Athletes' cardiac screening is challenging. The distinction between abnormal and normal is further hindered by the fact that cardiac adaptations differ between endurance and power athletes. Soccer performance depends on both cardiovascular and musculoskeletal systems. Most of the studies are focused on cardiac and aerobic adaptations related to left ventricular hypertrophy (LVH), but there is lack of studies examining musculoskeletal and anaerobic adaptations that elicit cardiac remodeling.

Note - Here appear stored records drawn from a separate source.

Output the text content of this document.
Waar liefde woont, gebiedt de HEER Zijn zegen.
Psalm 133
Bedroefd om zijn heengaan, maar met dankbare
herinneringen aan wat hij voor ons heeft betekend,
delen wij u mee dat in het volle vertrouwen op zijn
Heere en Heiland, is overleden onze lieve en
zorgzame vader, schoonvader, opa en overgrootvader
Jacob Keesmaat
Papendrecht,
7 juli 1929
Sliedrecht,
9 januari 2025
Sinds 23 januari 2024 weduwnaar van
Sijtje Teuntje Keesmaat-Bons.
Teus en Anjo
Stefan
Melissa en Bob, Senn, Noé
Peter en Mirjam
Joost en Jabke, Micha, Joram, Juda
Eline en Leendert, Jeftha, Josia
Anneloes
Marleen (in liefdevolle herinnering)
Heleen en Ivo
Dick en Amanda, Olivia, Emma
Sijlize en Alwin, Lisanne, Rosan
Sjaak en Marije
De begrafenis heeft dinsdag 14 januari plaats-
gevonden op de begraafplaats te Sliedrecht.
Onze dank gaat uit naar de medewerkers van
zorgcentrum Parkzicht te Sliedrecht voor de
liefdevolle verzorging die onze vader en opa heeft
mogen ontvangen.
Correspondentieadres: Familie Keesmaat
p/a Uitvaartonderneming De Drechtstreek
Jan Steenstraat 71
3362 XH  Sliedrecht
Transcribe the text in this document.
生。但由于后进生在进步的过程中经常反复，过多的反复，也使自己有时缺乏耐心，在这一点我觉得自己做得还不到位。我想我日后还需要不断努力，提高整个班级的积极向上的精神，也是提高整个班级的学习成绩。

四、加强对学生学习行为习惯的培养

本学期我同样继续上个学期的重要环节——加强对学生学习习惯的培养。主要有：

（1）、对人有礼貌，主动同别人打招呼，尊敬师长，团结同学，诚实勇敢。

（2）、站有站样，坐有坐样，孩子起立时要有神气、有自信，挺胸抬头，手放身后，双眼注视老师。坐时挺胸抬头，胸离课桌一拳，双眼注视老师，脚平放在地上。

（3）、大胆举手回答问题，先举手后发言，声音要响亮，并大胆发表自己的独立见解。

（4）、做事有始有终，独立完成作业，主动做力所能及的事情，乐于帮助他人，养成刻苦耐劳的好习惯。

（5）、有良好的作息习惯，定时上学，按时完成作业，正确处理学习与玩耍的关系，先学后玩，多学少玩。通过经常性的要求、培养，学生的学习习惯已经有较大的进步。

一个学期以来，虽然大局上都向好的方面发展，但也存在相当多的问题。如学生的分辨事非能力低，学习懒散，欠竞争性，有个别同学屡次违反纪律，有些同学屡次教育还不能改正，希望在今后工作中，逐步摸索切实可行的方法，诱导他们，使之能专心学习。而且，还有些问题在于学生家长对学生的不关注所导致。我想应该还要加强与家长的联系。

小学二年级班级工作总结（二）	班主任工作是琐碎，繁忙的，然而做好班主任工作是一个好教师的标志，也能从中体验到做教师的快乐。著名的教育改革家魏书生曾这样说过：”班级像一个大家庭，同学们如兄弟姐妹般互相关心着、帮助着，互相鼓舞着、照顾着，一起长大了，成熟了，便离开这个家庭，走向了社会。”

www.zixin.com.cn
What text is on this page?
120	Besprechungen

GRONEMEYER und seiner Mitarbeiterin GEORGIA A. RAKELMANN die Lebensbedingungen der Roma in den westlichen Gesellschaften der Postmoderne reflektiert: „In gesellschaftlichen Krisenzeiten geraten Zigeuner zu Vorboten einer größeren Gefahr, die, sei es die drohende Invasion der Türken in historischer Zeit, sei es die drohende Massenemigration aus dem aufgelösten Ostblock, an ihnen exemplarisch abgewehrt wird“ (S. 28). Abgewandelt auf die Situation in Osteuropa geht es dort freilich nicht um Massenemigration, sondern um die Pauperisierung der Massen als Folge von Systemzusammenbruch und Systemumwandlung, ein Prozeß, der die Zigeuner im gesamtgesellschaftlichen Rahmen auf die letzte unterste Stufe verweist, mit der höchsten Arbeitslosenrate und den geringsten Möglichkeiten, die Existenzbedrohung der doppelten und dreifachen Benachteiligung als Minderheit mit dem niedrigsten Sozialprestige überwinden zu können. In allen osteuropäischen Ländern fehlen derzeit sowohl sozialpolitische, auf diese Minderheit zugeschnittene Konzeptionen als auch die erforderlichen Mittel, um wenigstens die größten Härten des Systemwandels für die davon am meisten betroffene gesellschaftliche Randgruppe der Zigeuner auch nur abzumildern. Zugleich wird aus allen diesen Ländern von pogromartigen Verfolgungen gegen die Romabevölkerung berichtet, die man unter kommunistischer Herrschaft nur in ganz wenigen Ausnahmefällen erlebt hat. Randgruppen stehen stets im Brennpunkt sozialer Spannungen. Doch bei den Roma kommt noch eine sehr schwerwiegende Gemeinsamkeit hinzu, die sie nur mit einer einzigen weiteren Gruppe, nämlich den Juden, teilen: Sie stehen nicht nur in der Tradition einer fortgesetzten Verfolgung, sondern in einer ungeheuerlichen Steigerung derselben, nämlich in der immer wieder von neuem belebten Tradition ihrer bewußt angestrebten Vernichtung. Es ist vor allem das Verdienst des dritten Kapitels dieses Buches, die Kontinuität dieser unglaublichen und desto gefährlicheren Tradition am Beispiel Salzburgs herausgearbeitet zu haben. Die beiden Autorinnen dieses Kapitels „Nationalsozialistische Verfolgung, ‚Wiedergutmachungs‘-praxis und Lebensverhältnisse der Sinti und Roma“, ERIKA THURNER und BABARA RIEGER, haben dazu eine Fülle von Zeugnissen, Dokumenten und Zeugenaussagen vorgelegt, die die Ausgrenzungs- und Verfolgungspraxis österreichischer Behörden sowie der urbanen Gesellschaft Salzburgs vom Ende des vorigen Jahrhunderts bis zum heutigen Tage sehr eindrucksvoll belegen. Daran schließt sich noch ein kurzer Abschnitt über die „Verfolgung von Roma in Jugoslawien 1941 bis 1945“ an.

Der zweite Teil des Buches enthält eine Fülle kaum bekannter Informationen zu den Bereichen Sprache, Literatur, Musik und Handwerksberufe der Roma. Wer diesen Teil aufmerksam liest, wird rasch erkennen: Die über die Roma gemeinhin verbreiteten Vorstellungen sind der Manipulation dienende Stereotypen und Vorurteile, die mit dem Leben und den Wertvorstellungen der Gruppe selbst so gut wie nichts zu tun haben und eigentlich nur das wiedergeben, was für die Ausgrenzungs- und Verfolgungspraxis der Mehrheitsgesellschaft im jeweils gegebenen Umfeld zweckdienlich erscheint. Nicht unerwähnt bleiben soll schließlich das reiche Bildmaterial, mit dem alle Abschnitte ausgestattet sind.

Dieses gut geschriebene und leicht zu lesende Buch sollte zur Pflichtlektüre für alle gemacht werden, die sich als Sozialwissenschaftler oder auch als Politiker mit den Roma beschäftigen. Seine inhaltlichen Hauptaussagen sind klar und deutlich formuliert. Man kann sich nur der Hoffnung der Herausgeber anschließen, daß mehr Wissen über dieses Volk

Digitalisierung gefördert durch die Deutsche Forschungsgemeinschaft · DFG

The aim of this study was to examine whether the anaerobic jumping performance, as evaluated by vertical jump parameters achieved at a repetitive jump test (RVJ), was related to the left ventricular mass index (LVMI) in Greek soccer players.
Elite male professional players (N = 19, age = 25.7 ± 4.6 yrs) participated in this study as part of their annual physical and physiological performance screening. The participants performed a RVJ test consisted of 15 continuous maximal effort countermovement jumps. Echocardiography measurements of left ventricular mass (LVM) and body surface area (BSA) were used to calculate the LVMI as LVM/BSA in g/m2. LVMI value of 115 g/m2 is considered to be a cut-off value for LVH and two groups were additionally formed: group A with LVMI ≥ 115 g/m2 (n = 11) and group B with LVMI < 115 g/m2 (n = 8). Independent samples T-test was used to examine the maximum jump height (JHmax) difference between the groups. Pearson's correlation analysis was run to check the relationship between LVMI raw values and JHmax. Statistical analysis was performed using the R-based Jamovi software (version: 22.214.171.124), with the level of significance set at a = 0.05.
LVMI raw values were 143.14 ± 18.06 g/m2 and 108.22 ± 9.66 g/m2 in groups A and B, respectively. Group A had significantly lower JHmax compared to Group B (0.29 ± 0.04 m vs 0.35 ± 0.04 m, respectively; t17 =−3.39, p = 0.003, Hedges' g = 1.43: large effect size). In the total sample, LVMI raw values correlated significantly with JHmax (r = −0.53, p = 0.020).
Soccer players with LVMI ≥ 115 g/m2 values had lower RVJ performance compared to those with LVMI < 115 g/m2. Resistance training, which is common in soccer, leads to cardiac anatomic adaptations such as LVH. The utility of the RVJ performance as a prognostic component for cardiac remodeling is weak. Even though soccer is a mixed type sport, aerobic adaptations are still the key prognostic elements for LVH.